Wie lange sich die Ebersberger Kreisverwaltung für die Moosacher Kurvendiskussion Zeit lassen darf oder soll, wurde zwar nicht festgelegt. Der Mann von der Kommunalaufsicht gab jedoch einen Wegweiser für eine mögliche politische Abzweigung der Petitions-Initiatorinnen Jeanette Dreßel und Andrea Hinterwaldner. Bei deren im August eingereichten 797 Unterschriften handle es sich um umgerechnet 17 Prozent der Moosacher Stimmberechtigten.
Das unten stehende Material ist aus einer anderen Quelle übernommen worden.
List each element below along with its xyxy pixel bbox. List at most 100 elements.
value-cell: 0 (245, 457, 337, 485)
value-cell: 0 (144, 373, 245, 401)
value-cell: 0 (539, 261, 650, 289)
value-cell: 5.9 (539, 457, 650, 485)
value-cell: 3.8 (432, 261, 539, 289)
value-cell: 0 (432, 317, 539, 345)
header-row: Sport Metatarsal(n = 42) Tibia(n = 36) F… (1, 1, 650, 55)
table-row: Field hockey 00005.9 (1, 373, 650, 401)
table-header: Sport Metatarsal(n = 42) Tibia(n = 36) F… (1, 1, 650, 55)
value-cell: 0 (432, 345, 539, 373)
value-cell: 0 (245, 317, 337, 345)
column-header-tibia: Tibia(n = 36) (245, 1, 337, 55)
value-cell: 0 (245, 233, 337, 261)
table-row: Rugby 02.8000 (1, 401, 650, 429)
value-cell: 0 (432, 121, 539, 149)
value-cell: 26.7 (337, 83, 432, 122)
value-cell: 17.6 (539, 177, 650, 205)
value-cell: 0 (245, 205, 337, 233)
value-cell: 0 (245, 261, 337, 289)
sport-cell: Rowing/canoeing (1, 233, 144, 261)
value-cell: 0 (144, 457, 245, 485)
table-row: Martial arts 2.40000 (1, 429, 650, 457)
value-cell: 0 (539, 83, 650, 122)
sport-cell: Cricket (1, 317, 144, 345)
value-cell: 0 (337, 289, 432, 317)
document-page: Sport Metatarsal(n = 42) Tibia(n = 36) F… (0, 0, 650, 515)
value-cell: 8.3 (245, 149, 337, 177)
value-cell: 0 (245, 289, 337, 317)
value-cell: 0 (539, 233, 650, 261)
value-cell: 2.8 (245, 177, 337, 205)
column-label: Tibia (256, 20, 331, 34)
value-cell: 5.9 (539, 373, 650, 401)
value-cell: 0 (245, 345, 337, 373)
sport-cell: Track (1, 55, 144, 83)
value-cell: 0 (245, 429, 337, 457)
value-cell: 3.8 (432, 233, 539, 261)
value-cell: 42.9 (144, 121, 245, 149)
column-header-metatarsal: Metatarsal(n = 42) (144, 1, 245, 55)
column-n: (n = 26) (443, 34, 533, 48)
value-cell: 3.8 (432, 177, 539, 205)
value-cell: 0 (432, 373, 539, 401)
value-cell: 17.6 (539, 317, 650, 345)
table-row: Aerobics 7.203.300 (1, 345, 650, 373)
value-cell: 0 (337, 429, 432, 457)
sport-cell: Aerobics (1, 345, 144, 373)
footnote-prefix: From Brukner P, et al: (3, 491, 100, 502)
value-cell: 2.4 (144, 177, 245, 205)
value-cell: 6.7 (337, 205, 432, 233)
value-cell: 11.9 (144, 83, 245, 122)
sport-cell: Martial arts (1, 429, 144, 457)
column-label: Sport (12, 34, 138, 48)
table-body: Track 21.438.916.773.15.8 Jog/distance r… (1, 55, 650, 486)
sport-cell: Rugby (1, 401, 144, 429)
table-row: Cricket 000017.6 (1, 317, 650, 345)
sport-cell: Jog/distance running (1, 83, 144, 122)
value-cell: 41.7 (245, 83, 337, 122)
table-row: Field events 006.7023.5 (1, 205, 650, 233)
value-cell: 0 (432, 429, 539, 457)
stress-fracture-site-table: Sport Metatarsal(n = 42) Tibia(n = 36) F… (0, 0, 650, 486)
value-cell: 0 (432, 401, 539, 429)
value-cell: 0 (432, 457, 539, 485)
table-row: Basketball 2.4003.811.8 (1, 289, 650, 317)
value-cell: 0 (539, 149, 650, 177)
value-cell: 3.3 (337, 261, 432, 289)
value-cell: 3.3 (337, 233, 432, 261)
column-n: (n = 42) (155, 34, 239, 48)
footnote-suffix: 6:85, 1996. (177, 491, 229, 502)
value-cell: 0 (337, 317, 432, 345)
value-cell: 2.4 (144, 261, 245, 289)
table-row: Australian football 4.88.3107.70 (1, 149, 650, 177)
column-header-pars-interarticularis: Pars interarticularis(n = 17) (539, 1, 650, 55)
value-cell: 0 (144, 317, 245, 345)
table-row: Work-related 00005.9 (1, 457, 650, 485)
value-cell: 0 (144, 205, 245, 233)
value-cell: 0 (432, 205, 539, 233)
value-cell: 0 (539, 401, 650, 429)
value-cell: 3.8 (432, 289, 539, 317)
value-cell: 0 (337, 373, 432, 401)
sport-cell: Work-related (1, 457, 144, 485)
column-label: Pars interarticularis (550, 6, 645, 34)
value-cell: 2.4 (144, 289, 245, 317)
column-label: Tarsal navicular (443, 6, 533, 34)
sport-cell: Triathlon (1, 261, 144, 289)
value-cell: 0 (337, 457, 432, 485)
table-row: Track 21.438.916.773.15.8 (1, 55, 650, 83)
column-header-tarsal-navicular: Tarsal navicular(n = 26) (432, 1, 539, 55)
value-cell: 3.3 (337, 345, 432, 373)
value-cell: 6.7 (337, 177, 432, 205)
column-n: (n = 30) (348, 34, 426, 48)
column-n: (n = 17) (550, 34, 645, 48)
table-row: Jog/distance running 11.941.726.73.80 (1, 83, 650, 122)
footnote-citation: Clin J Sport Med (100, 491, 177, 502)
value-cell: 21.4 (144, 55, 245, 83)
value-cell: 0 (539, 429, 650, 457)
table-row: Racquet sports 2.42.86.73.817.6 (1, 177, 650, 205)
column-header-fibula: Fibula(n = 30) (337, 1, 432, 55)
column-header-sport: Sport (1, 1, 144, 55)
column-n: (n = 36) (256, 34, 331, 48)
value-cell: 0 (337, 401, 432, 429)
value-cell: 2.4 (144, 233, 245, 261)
Mit 25 Prozent der Stimmen, also knapp 1200, wäre ein Bürgerentscheid auf Gemeindeebene möglich, so Wenzel.

Erschwerend kommt hier hinzu, dass die Petition bereits geschlossen ist, sie war nur bis Mitte August geöffnet. Eine Nachfrage bei Dreßel und Hinterwaldner am Dienstag lässt auf Zufriedenheit mit dem Sitzungsergebnis schließen: Beide sprechen von einem "Teilerfolg". In ihrer Wahrnehmung habe "das Gremium grundsätzlich verstanden, worum es uns geht". Dies ist in der Politik sicherlich keine Selbstverständlichkeit.

Zu den Begleiterscheinungen dieser Petition gehört eine zweite Forderung, die im Gremium allerdings trotz eines Vorstoßes von Grünen-Kreisrat und Bayernchef Thomas von Sarnowski durchfiel. Die Antragsteller hatten in einem zweiten Punkt der Petition für Tempolimit 30 auf der Staatsstraße 2351 von Moosach nach Glonn plädiert. Sarnowskis Teilantrag hierzu fand keine Mehrheit. Womöglich hätte die Petition noch mehr Unterschriften eingebracht, hätten die Initiatoren sie zweigeteilt. Dem Vernehmen nach stinkt zwar nicht wenigen Moosachern die Situation in den Kurven am Feld. Richtung Glonn aber möchte man gerne weiterhin mit den erlaubten 60 Kilometern pro Stunde unterwegs sein.

Gäbe es Optionen mit Temposchildern? Oder zumindest Warntafeln? Das staatliche Bauamt Rosenheim hat sich bis dato nicht öffentlich zum Gebirgsweg auf der EBE12 geäußert. Und so pendeln die Rosenheimer weiter wie bisher durchs Moosacher Straßerl am Fels.